Variable-Rate World, Part 4: Japan’s Home Buyers Up In ARMS

Everyone knows that Japan deeply in debt and one way or another is going to suffer for it. But for those who thought the story couldn’t get any worse, well, the creativity of the financial repressors never ceases to amaze.

It turns out that, in addition to a government that borrows way too much money at unnaturally low rates — guaranteeing that rates can never be allowed to rise because the cost of paying even 2% interest would bankrupt the country — Japan’s homeowners have discovered the joys of adjustable-rate mortgages:

Homebuyers in Japan seen at risk amid floating-rate loan rush

Japanese homebuyers are piling into floating-rate mortgages, stirring debate over whether they are too complacent as Bank of Japan stimulus revives inflation.

The proportion of home loans with adjustable rates climbed to 42.8 percent of Japan’s new lending in February, the highest since December, according to the latest data from Japan Housing Finance Agency. The lowest variable mortgage rate at Japan’s three biggest banks was at 0.775 percent, compared with a 10-year fixed rate of 1.3 percent.

Outstanding housing loans to individuals expanded to ¥113.7 trillion ($1.1 trillion), the most since at least 1974 in June as BOJ Gov. Haruhiko Kuroda’s monthly sovereign bond buying aimed at ending deflation made it cheaper than ever to finance a home purchase. Borrowers like 30-year-old retail employee Eriko Brown, who chose a flexible-rate mortgage to buy a house this year, are betting rates won’t rise significantly, even as global policymakers fret over how to exit from easing.

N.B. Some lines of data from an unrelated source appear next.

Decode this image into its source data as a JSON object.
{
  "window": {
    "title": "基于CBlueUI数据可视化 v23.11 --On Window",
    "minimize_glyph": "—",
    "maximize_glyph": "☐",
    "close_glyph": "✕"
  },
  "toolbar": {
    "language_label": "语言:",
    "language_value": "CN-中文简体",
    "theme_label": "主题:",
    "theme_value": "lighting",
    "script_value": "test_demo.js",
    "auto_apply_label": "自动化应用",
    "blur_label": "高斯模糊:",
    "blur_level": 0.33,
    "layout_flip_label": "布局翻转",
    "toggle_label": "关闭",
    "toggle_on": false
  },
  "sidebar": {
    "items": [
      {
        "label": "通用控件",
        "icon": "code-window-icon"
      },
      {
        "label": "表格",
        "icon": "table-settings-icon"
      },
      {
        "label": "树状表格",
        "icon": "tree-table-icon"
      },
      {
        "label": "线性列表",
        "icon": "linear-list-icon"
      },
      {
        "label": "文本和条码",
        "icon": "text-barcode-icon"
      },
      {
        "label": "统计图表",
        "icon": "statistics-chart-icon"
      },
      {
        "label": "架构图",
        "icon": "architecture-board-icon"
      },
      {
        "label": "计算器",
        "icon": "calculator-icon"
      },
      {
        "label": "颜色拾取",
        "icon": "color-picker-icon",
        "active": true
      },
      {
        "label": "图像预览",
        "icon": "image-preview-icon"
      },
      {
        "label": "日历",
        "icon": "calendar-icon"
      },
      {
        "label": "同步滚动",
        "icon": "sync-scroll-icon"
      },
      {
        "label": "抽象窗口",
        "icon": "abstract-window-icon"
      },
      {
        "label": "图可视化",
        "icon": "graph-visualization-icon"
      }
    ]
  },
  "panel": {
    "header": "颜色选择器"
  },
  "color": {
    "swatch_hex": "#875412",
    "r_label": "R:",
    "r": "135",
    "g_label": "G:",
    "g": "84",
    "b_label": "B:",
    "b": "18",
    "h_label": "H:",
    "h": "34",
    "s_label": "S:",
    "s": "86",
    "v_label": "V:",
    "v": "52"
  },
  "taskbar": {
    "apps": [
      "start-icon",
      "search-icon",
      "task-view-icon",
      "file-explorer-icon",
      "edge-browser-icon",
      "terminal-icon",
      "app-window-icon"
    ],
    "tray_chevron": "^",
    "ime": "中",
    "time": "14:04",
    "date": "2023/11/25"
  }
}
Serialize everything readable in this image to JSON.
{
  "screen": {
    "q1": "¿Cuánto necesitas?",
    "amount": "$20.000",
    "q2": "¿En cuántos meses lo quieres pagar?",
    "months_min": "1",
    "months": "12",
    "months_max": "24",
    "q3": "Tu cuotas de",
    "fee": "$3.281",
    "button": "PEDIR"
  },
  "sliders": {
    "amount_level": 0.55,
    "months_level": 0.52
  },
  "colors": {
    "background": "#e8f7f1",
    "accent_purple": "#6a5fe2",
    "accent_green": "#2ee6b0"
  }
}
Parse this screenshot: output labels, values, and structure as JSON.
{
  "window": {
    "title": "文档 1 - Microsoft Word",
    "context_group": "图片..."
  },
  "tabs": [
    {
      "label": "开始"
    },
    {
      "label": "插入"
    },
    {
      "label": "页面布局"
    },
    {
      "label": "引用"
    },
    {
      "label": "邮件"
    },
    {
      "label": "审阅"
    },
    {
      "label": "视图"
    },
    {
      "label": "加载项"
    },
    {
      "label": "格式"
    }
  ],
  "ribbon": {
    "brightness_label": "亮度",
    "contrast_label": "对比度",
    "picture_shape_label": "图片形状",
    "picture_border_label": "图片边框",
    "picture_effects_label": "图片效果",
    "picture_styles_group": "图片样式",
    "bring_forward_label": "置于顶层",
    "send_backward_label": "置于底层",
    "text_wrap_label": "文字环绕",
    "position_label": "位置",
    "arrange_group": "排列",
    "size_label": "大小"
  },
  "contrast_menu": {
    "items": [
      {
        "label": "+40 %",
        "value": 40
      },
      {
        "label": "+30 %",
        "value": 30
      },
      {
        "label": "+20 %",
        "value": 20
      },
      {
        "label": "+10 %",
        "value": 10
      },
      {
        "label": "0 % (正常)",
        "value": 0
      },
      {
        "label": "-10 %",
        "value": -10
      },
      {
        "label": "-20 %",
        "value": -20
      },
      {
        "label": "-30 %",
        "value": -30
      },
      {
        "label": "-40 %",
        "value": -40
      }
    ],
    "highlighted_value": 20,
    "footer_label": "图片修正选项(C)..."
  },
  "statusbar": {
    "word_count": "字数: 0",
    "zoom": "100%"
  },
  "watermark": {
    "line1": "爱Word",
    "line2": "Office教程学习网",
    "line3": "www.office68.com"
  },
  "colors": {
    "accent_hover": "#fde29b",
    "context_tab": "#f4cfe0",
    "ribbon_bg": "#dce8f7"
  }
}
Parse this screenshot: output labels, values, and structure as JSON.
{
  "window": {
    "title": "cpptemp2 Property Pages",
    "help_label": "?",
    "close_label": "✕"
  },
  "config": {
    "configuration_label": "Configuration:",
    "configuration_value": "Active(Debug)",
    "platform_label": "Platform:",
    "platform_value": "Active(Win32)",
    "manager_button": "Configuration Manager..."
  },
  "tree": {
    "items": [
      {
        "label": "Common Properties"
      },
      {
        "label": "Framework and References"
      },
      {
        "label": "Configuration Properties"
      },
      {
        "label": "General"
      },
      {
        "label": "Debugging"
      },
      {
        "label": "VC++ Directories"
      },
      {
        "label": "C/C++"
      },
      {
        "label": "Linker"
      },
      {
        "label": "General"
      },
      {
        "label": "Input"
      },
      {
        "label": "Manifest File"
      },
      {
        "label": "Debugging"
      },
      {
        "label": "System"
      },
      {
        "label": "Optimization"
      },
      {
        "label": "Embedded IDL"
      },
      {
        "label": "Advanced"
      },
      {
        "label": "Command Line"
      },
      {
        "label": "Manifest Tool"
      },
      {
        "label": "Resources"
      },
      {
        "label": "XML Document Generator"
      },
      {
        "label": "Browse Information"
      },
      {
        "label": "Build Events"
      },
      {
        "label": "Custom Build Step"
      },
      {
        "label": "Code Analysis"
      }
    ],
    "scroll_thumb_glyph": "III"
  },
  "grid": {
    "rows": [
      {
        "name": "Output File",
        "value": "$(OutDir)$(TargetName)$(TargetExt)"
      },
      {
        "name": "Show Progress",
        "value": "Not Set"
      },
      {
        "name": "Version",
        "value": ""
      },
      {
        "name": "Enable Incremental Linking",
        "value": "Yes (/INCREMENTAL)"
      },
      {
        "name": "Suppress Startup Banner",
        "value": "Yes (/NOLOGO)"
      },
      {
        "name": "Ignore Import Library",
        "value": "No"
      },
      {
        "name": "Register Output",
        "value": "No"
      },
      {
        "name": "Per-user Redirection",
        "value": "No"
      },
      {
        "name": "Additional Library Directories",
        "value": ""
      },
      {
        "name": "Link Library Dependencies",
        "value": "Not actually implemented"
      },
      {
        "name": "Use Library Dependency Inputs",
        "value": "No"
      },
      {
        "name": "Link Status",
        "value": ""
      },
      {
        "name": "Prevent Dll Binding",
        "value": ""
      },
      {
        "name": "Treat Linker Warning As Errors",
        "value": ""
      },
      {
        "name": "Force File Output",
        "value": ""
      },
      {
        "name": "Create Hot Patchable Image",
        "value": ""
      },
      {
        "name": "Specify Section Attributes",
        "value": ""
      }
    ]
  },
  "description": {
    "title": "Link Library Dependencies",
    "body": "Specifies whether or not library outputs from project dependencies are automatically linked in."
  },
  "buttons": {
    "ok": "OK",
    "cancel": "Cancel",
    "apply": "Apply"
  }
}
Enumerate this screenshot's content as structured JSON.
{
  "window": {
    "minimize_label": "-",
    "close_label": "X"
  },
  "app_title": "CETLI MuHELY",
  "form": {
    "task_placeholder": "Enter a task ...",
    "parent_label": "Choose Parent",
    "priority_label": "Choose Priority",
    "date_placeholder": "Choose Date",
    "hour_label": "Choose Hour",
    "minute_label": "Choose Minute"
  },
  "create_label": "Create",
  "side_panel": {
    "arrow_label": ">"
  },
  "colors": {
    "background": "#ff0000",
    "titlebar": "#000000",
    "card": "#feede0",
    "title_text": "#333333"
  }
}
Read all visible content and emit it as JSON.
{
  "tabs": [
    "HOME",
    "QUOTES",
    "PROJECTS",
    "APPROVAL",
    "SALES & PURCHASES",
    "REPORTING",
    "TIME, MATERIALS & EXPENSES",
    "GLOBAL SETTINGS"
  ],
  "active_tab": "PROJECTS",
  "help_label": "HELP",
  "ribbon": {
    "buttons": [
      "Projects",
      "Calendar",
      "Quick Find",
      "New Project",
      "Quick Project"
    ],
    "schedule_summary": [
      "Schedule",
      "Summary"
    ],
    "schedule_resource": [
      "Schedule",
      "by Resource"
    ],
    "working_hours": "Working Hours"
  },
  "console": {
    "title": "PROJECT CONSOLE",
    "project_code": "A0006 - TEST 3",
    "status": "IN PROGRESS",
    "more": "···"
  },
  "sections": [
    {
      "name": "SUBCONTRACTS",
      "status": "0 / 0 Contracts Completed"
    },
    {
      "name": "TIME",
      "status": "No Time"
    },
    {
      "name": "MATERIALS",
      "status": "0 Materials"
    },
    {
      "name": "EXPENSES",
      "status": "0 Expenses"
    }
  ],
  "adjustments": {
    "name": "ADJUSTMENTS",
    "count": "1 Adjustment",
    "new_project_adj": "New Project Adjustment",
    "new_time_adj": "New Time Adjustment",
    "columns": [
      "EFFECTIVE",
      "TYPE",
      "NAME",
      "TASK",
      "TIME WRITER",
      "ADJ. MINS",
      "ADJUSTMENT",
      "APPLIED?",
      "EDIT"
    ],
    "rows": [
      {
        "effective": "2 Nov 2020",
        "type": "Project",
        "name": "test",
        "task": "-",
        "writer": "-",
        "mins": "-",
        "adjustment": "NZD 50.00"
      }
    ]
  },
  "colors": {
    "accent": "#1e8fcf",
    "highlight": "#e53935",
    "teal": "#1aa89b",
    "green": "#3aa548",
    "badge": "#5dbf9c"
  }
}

“The market has become complacent about risks as monetary easing continues,” said Satoshi Okumoto, chief executive officer and president in Tokyo at Fukoku Capital Management Inc., which oversees the equivalent of $18 billion. “Homeowners aren’t worried about the risk of yields rising even if they borrow in floating-rate mortgages. They could be caught off guard.”